Anime stüdyoları, mangaları genellikle satış oranlarına göre seçiyor, en basit örneklerinden biri Dakaichi (Dakaretai Otoko 1-i ni Odosarete Imasu): Aşırı zorbalık, birlikteliğe zorlanma ve cinsel taciz barından bu anime sırf mangasına gördüğü rağbet sebebiyle aşırı hızlı animeleştirildi.
Fakat bazı stüdyolar da projeleri seçerken iletmek istediği mesajı dikkate alıyorlar. Buna verebileceğimiz örneklerden biri gelecek yıl çıkmasını beklediğimiz Sasaki to Miyano, ilişkilerini tam bizim aradığımız anlayış ve saygı üzerine kuruyorlar. Dolayısıyla oldukça huzurlu bir birliktelik görüyoruz. Ayrıca bu tatlı manga hepimizin iyi bildiği bir animeden de ilham almış gibi görünüyor: Kimi no Todoke.
Animeleştirilmeyi hak eden; gerçekçi, kısmen karmaşık, rızaya dayalı ve sağlıklı diyebileceğimiz çok daha kaliteli Boy’s Love mangaları da bulunuyor. Bazı stüdyoların ilgilendikleri ve animeleştirilme potansiyeli taşıyan birkaç mangadan bahsetmek istiyorum.
İlk Olarak, Ogeretsu Tanaka-Escape Journey:
Lise aşıkları Hase Taichi ve Hisami Naoto basit bir kavgada ayrılır fakat üniversitede birbirlerini tekrar gördüklerinde işler bekledikleri gibi gitmez. Ayrılıklar, duygusal travmalar ve birbirini gerçekten seven insanlar eskisi gibi iletişim kuramadığında neler olduğunu anlatan bir aşk hikayesi.
Escape Journey’in karakterlerinin genel olarak bakıldığında eksikleri bulunuyor. İnsanları bıktıran cinsten tiplemeler görüyoruz fakat kötü alışkanlıklarına geri dönüşlerini acı bir gerçeklikle anlatıyor. Yine aynı gerçeklik ve olgunlukla hikayeyi ortaya çıkarıyor, toplumsal baskıyı ilmek ilmek işliyor. Escape Journey’i piyasadaki BL’lerden ayıran bir diğer özellik de kadın karakterleri. Çoğu BL okuyucusunun bildiği gibi kadın karakterler genelde ikilimizin arasını bozan, huysuz tiplemeler oluyordu. Fakat bu kez oldukça sevimli ve ilginç karakterlerle karşılaşıyoruz.
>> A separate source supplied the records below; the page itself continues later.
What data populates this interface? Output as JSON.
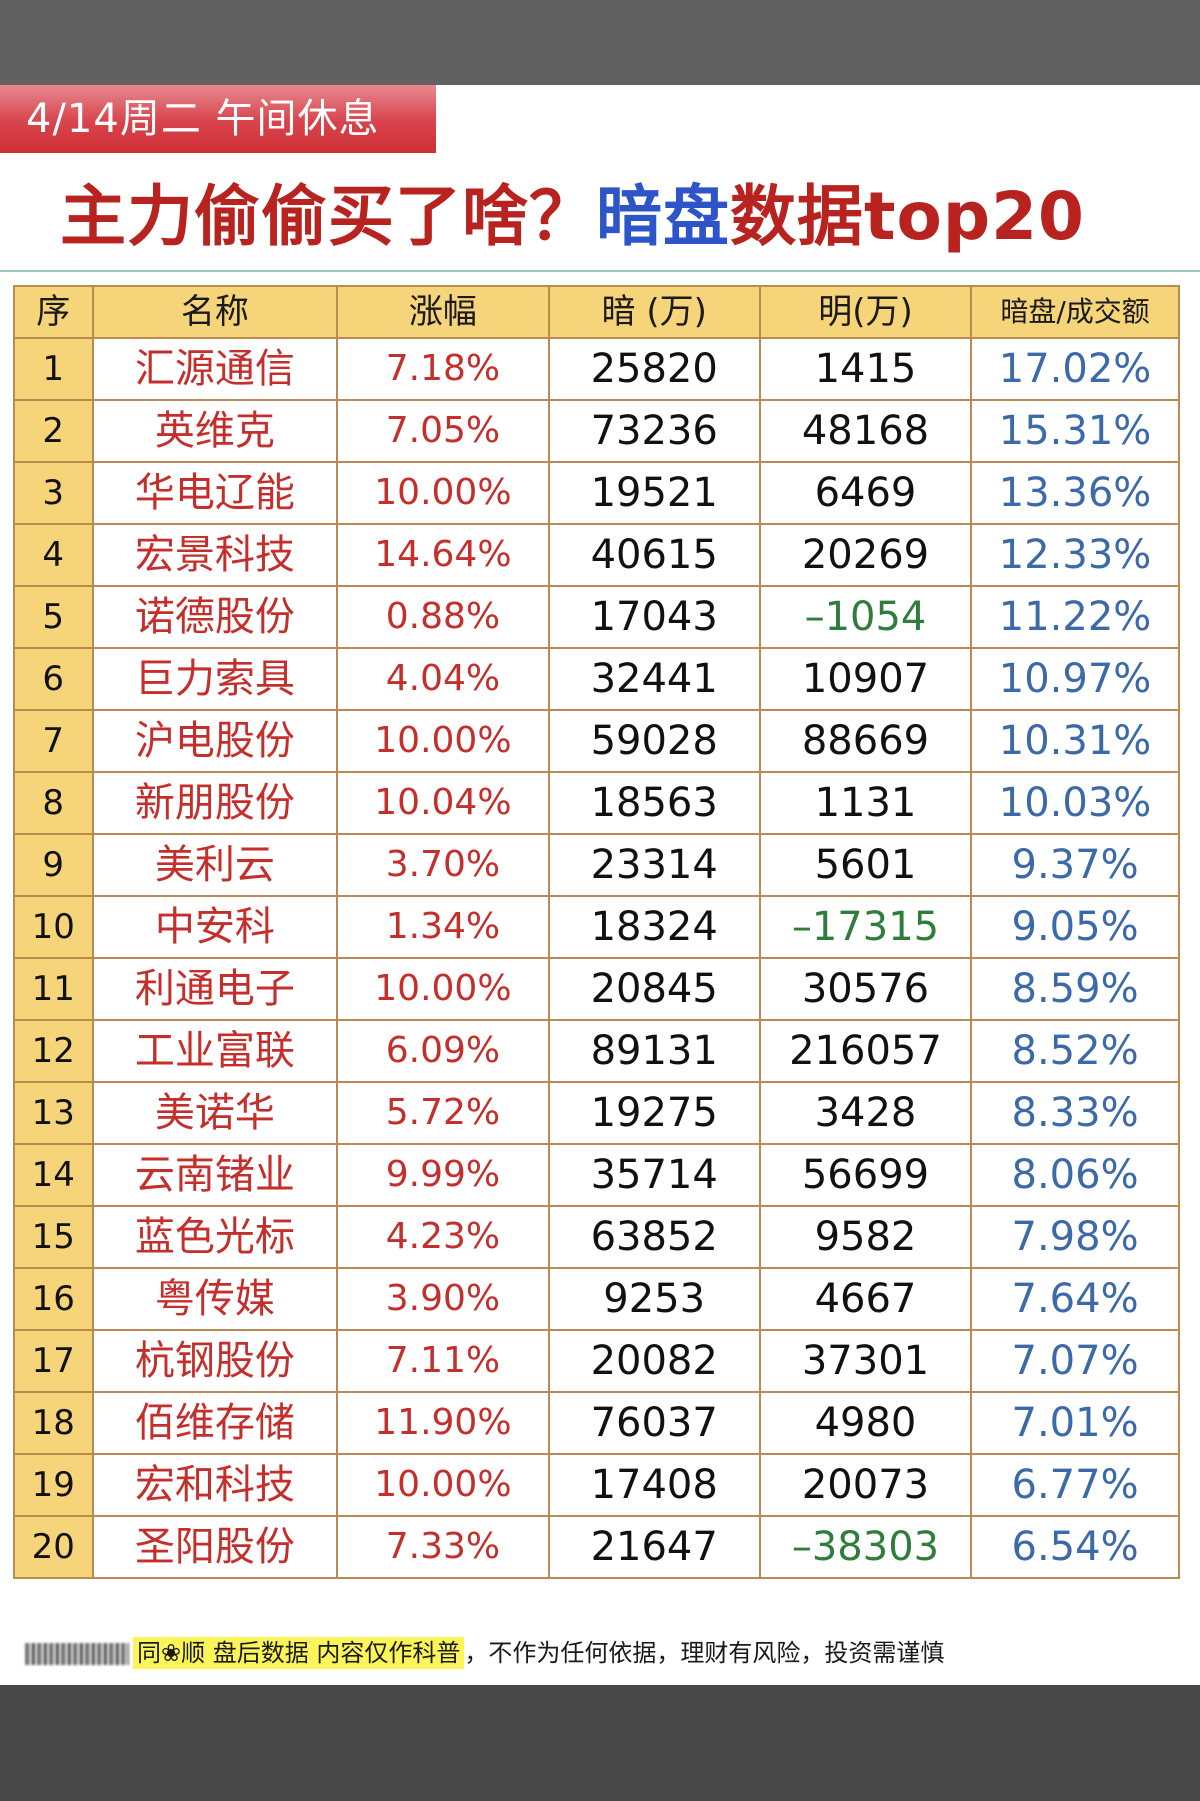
{
  "header": {
    "badge": "4/14周二  午间休息",
    "headline_part1": "主力偷偷买了啥？",
    "headline_part2": "暗盘",
    "headline_part3": "数据top20"
  },
  "table": {
    "columns": [
      "序",
      "名称",
      "涨幅",
      "暗 (万)",
      "明(万)",
      "暗盘/成交额"
    ],
    "rows": [
      {
        "idx": "1",
        "name": "汇源通信",
        "chg": "7.18%",
        "dark": "25820",
        "lit": "1415",
        "ratio": "17.02%"
      },
      {
        "idx": "2",
        "name": "英维克",
        "chg": "7.05%",
        "dark": "73236",
        "lit": "48168",
        "ratio": "15.31%"
      },
      {
        "idx": "3",
        "name": "华电辽能",
        "chg": "10.00%",
        "dark": "19521",
        "lit": "6469",
        "ratio": "13.36%"
      },
      {
        "idx": "4",
        "name": "宏景科技",
        "chg": "14.64%",
        "dark": "40615",
        "lit": "20269",
        "ratio": "12.33%"
      },
      {
        "idx": "5",
        "name": "诺德股份",
        "chg": "0.88%",
        "dark": "17043",
        "lit": "-1054",
        "ratio": "11.22%"
      },
      {
        "idx": "6",
        "name": "巨力索具",
        "chg": "4.04%",
        "dark": "32441",
        "lit": "10907",
        "ratio": "10.97%"
      },
      {
        "idx": "7",
        "name": "沪电股份",
        "chg": "10.00%",
        "dark": "59028",
        "lit": "88669",
        "ratio": "10.31%"
      },
      {
        "idx": "8",
        "name": "新朋股份",
        "chg": "10.04%",
        "dark": "18563",
        "lit": "1131",
        "ratio": "10.03%"
      },
      {
        "idx": "9",
        "name": "美利云",
        "chg": "3.70%",
        "dark": "23314",
        "lit": "5601",
        "ratio": "9.37%"
      },
      {
        "idx": "10",
        "name": "中安科",
        "chg": "1.34%",
        "dark": "18324",
        "lit": "-17315",
        "ratio": "9.05%"
      },
      {
        "idx": "11",
        "name": "利通电子",
        "chg": "10.00%",
        "dark": "20845",
        "lit": "30576",
        "ratio": "8.59%"
      },
      {
        "idx": "12",
        "name": "工业富联",
        "chg": "6.09%",
        "dark": "89131",
        "lit": "216057",
        "ratio": "8.52%"
      },
      {
        "idx": "13",
        "name": "美诺华",
        "chg": "5.72%",
        "dark": "19275",
        "lit": "3428",
        "ratio": "8.33%"
      },
      {
        "idx": "14",
        "name": "云南锗业",
        "chg": "9.99%",
        "dark": "35714",
        "lit": "56699",
        "ratio": "8.06%"
      },
      {
        "idx": "15",
        "name": "蓝色光标",
        "chg": "4.23%",
        "dark": "63852",
        "lit": "9582",
        "ratio": "7.98%"
      },
      {
        "idx": "16",
        "name": "粤传媒",
        "chg": "3.90%",
        "dark": "9253",
        "lit": "4667",
        "ratio": "7.64%"
      },
      {
        "idx": "17",
        "name": "杭钢股份",
        "chg": "7.11%",
        "dark": "20082",
        "lit": "37301",
        "ratio": "7.07%"
      },
      {
        "idx": "18",
        "name": "佰维存储",
        "chg": "11.90%",
        "dark": "76037",
        "lit": "4980",
        "ratio": "7.01%"
      },
      {
        "idx": "19",
        "name": "宏和科技",
        "chg": "10.00%",
        "dark": "17408",
        "lit": "20073",
        "ratio": "6.77%"
      },
      {
        "idx": "20",
        "name": "圣阳股份",
        "chg": "7.33%",
        "dark": "21647",
        "lit": "-38303",
        "ratio": "6.54%"
      }
    ]
  },
  "footer": {
    "source_highlight": "同❀顺  盘后数据  内容仅作科普",
    "disclaimer": "，不作为任何依据，理财有风险，投资需谨慎"
  },
  "colors": {
    "title_red": "#b8221f",
    "title_blue": "#2d55c9",
    "header_bg": "#f6d47a",
    "border": "#b98a52",
    "name_red": "#c42f2c",
    "negative_green": "#2e7d3a",
    "ratio_blue": "#3c6aa8",
    "highlight_yellow": "#fbf55a"
  }
}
Mangamızın upuzun üç cildi bulunuyor, eğer güzel işlenebilirse yüksek tempolu bir izleyici kitlesi yakalayacağına eminim.
İkinci Mangamız, Yuki Fumino-I Hear The Sunspot
Aslında 2016 yılında live-action’a uyarlanmıştı fakat manganın uzunluğu ve temposu sebebiyle yeteri kadar tatmin edici değildi, bu nedenle tam uzunluğunca bir animeye dönüştürülebileceğini düşünüyorum.
Duyma Engelli üniversite öğrencisi Sugihara Kohei’nin bir not tutucu ararken Sagawa Taichi ile karşılaşmasıyla dünyasının aydınlanmaya başlamasını anlatan -bence- çok tatlı bir hikaye.
Serimiz engelli olmanın getirdiği depresyonu, hayatlarında karşılarına çıkan zorlukları gerçekten güçlü tasvirlerle anlatıyor. Fakat bir kişinin pozitifliğinin karşısındaki insanın hayatını nasıl tamamen değiştirebileceğini de anlatıyor. Bu konuda ne kadar tartışmalar da yaşansa pozitifliğin bulaşıcı olduğu gerçeğini hiçbirimiz inkar edemeyiz. Destekleyici, sevgi dolu ve düzenli bir ilişkinin yanı sıra daha önce de bahsettiğim gibi duyma engelli insanların temsilini de içeren bir seri. Üstelik yalnız BL izleyicilerine değil genel kitleye de hitap edebilecek bir işleyişi var.
Üçüncü Olarak, Inouesatoh-10 Dance
Standart Balo Dansçısı Shinya Sugiki, Latin Dansçısı Shinya Suzuki (İsimleri özel olarak benzer seçilmiş.) ile tanışır ve Dünya Şampiyonasını hedefleyen güçlü bir dans çifti oluştururlar. Ancak şampiyonadan önce birbirlerinin dans tarzlarında ustalaşmaları gerektiğini bunun da beklediklerinden çok daha zor olduğunu fark ederler.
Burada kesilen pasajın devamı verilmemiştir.